Seminggu penuh dia selalu menelfonku untuk bangun subuh. Dia tahu, aku sudah lama jauh dengan ibadah. Keadaanku telah merubah pola hidupku. Dunia luar sangat keras, hingga harus melepaskan agamaku begitu saja. Tidak ada lagi shalat, tidak juga puasa, apalagi untuk tahajjud. Aku sadar akan kelemahanku ini, tapi aku tidak bisa melakukan ibadah-ibadah itu lagi. Aku serasa telah menjadi seorang yang asing. Aku malu untuk kembali, setelah pergi jauh dari Tuhan tanpa alasan. Bagaimana aku bisa kembali, wajahku tak sanggup untuk menatap Sang Kuasa, setelah bertahun-tahun absen dari hadapan-Nya.

Hari ini adalah hari kelima, dia menelfonku lagi. Aku pun malu untuk bertemu dengannya. Hingga beberapa hari yang lalu dia berkata:

“Umair, kau ingat janji kita. Kita telah bertemu lagi kawan. Namun kau menaruh jarak di antara kita. Kau tidak sedekat denganku dulu. Kau telah berubah Umair. Aku tahu, dunia luar yang keras telah merubahmu. Maafkan aku yang telah jauh, hingga melupakanmu.”

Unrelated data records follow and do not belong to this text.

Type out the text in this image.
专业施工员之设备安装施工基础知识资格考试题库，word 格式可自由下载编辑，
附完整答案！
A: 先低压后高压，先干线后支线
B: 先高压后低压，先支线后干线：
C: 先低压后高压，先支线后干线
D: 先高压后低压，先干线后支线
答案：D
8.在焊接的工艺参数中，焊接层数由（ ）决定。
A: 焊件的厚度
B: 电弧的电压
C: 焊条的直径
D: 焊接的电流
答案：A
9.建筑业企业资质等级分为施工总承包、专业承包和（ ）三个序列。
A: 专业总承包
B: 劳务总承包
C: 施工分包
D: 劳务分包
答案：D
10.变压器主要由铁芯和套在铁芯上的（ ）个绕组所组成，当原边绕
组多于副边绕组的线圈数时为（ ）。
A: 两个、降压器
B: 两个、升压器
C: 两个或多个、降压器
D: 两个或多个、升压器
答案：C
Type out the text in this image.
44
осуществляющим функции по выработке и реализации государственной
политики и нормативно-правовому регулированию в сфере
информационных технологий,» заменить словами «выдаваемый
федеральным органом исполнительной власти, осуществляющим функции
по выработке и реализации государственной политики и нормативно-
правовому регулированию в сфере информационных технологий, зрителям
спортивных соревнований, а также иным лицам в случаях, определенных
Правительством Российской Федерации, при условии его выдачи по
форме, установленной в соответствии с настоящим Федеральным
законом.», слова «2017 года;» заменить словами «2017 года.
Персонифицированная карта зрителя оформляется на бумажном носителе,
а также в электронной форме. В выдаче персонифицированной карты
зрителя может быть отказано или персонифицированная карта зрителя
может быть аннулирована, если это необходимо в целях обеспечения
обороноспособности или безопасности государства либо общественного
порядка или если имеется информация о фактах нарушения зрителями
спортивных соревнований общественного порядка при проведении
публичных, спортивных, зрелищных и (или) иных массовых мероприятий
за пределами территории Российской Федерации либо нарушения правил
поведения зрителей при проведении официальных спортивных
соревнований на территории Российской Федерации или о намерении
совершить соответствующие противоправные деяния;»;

“Namun Umair, ampunan dan rahmat Allah lebih besar dari kemurkaannya. Kau masih memiliki waktu tuk membersihkan diri. Tentunya, Allah akan begitu senang dengan kedatanganmu.”

“Sebenarnya aku tidak kuat jauh darimu. Di jauh sana, aku selalu memikirkanmu, akupun khawatir. Namun, aku ingat akan janji kita, bahwa suatu hari kita akan bertemu. Kau ingat itu? Aku pun membayangkan keadaanmu yang baik, hingga kekhawatiranku itu berubah menjadi keindahan.”

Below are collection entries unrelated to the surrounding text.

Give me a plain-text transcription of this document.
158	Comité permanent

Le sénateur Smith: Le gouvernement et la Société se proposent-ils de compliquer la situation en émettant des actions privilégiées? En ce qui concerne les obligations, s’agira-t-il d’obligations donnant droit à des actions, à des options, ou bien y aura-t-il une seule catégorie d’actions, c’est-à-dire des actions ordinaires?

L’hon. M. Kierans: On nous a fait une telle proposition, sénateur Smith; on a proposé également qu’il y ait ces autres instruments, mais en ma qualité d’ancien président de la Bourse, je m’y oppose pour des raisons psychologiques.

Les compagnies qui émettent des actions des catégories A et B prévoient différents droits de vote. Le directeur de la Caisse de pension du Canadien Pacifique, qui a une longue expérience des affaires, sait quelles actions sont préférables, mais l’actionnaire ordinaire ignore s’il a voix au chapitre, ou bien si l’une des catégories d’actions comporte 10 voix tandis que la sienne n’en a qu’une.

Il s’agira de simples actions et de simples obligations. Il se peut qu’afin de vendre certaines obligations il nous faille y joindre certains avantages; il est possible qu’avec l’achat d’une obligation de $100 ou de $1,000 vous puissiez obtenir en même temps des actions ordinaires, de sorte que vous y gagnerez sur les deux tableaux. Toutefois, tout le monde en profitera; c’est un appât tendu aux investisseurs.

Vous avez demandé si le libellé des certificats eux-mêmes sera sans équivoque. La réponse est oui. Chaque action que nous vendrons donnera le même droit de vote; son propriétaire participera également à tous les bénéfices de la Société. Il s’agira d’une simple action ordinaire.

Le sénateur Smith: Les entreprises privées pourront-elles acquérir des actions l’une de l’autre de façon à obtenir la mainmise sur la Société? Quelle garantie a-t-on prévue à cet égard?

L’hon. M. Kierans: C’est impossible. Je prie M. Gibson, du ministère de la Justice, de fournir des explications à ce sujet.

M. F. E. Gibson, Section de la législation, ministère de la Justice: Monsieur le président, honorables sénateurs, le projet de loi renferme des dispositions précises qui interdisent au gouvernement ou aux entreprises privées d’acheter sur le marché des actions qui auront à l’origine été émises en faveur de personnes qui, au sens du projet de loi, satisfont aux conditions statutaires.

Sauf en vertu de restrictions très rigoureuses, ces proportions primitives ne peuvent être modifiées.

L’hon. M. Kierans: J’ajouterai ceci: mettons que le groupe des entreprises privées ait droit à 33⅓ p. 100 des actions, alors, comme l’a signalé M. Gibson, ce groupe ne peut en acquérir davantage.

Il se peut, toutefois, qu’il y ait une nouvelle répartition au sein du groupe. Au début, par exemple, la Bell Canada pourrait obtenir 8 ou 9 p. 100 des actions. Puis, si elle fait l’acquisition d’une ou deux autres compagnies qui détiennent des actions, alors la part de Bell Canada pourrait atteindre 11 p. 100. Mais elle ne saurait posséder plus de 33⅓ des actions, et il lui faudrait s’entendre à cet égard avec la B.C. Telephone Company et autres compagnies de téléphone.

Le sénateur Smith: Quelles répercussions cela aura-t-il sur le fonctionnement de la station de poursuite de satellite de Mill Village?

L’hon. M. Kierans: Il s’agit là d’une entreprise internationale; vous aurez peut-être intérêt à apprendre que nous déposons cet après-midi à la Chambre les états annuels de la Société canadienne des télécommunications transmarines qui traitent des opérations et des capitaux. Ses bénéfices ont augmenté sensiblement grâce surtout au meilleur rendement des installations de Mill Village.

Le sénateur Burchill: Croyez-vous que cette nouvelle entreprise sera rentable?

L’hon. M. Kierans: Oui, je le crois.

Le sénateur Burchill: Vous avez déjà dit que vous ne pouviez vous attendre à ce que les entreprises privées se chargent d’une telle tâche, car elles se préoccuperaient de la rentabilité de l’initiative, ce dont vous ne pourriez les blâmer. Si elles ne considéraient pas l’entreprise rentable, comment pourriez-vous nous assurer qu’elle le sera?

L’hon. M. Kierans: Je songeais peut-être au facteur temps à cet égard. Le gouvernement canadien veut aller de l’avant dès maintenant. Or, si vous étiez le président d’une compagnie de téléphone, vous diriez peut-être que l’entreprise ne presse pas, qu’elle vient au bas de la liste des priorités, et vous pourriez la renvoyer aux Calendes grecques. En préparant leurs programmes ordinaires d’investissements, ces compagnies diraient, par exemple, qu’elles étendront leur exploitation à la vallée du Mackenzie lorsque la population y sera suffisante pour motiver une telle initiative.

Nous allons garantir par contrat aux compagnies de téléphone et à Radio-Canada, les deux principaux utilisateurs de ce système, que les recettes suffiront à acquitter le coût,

Selama lima hari ini aku hanya membiarkan telfon itu menyala tanpa jawaban. Hingga datang hari ini, bersamaan dengan kedatangan keberanianku untuk memulai. Kuberusaha mengingat lagi tata cara mengambil wudhu, yang kini aku telah lupa. Aku telah membasuh semua bagian yang harusnya aku basuh, dengan ingatan yang seadanya. Aku masih memiliki baju koko, aku telah membelinya pada hari raya tahun lalu. Peci hitam lusuhku pun kuletakkan layaknya mahkota di kepala.

“Allahu Akbar... Allahu Akbar!”

Adzan subuh sedang berkumandang. Aku bergegas pergi dengan rasa gugup yang baru. Masjid Biru itu terlihat beberapa meter dari tempatku. Tepatnya, di seberang dari jalan raya ini. Ust. Abdullah terlihat sangat rapi sekali, wajahnya penuh senyum dan bersinar. Dia sedang bercakap-cakap dengan jamaah yang datang satu demi satu. Sebentar sebentar dia menoleh ke kiri dan kanan. Aku tahu, dia sedang mencariku. Aku pun tersenyum dari kejauhan. Aku merasakan gembira tak terkira. Tak terasa kakiku mulai berlari, iya, aku berlari mengejar ke arah Abdullah. Langkahku semakin kencang.
“Abdullah!!!” teriakku sambil berlari. Dia menoleh dan melihatku heran dengan teriakan di pagi hari. Lalu tersenyum kepadaku.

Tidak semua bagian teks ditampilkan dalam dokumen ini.